Clarissa's new life, her falling in love with someone who is engaged to marry another woman, her loveless marriage to the man, more than twice her age, who had bought her father's old home and her relations with her husband and the stepdaughter who is two years older than her, and is governed by duty, propriety and spite rather than any impulsive spontaneous emotion form the rest of the narrative. Of course there are temptations along the way, and of course they are repelled, but not without serious repercussions.

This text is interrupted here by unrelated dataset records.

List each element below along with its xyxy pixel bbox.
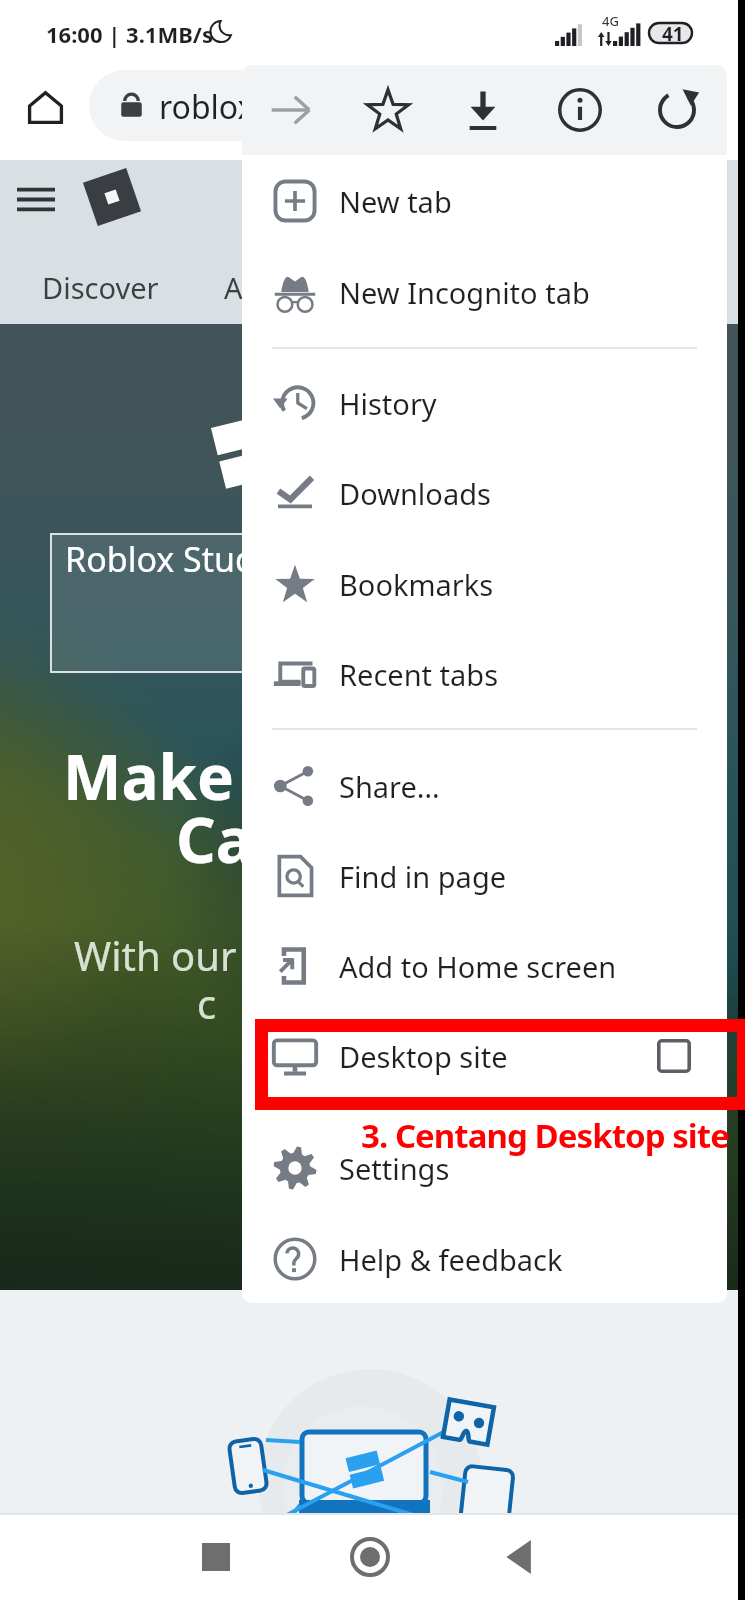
staticText: New Incognito tab <box>339 273 590 312</box>
staticText: Help & feedback <box>339 1240 563 1279</box>
button[interactable]: roblox.com <box>89 70 659 141</box>
staticText: Make <box>63 734 235 818</box>
staticText: c <box>197 976 217 1030</box>
button[interactable]: Recent apps <box>186 1513 246 1600</box>
staticText: Roblox Studio <box>65 536 286 582</box>
staticText: Add to Home screen <box>339 947 617 986</box>
button[interactable]: Site menu <box>17 182 55 220</box>
staticText: 41 <box>662 21 684 47</box>
staticText: Settings <box>339 1149 450 1188</box>
staticText: Recent tabs <box>339 655 499 694</box>
button[interactable]: New Incognito tab <box>242 247 727 337</box>
button[interactable]: Help & feedback <box>242 1214 727 1303</box>
button[interactable]: Desktop site <box>242 1011 727 1101</box>
button[interactable]: Home <box>27 89 64 126</box>
button[interactable]: Settings <box>242 1123 727 1213</box>
staticText: With our <box>74 928 237 982</box>
button[interactable]: Bookmark this page <box>350 65 426 155</box>
button[interactable]: History <box>242 358 727 448</box>
staticText: 16:00 | 3.1MB/s <box>46 19 213 49</box>
staticText: Ca <box>176 797 253 881</box>
staticText: Find in page <box>339 857 507 896</box>
button[interactable]: New tab <box>242 156 727 246</box>
button[interactable]: Back <box>490 1513 550 1600</box>
staticText: roblox.com <box>159 85 328 129</box>
button[interactable]: Page info <box>542 65 618 155</box>
staticText: 3. Centang Desktop site <box>361 1113 729 1158</box>
button[interactable]: Share… <box>242 741 727 831</box>
button[interactable]: Bookmarks <box>242 539 727 629</box>
staticText: Bookmarks <box>339 565 494 604</box>
button[interactable]: Add to Home screen <box>242 921 727 1011</box>
staticText: 4G <box>602 12 619 30</box>
button[interactable]: Download page <box>445 65 521 155</box>
button[interactable]: Find in page <box>242 831 727 921</box>
staticText: Discover <box>42 268 159 307</box>
staticText: Share… <box>339 767 440 806</box>
button[interactable]: Forward <box>253 65 329 155</box>
staticText: New tab <box>339 182 452 221</box>
button[interactable]: Home <box>340 1513 400 1600</box>
staticText: Desktop site <box>339 1037 508 1076</box>
button[interactable]: Recent tabs <box>242 629 727 719</box>
button[interactable]: Reload <box>639 65 715 155</box>
button[interactable]: Downloads <box>242 448 727 538</box>
staticText: History <box>339 384 437 423</box>
staticText: Downloads <box>339 474 491 513</box>
staticText: A <box>224 268 243 307</box>
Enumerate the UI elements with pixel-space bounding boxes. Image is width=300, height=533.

Although the plot is gloomy, grim and rather weak by Braddon's standard, it makes for an engrossing novel nonetheless. All the stock Victorian characters are present: the stern, aloof parent, the heavy handed husband, the lovely and impossibly virtuous wife, the bohemian good-for-nothing brother, the stiff unloving stepdaughter, the kindly careless aristocratic (female) friend, an angelic baby, the deus ex machina in the form of the baby's illness, and best of all, that marvellous creation, the louche villain. Any person can make mistakes in his or her choices in life, but to agonise over them in the manner of the people in this novel is exclusively a Victorian habit of introspection. To a modern reader, the omniscient author/narrator is an intrusive presence, but then, this is not a modern novel, and situations like Clarissa's are impossible today. Altogether, a grand read, despite the fact that it occasionally draws from us an irreverent chuckle at the solemn crises of the heroine's life.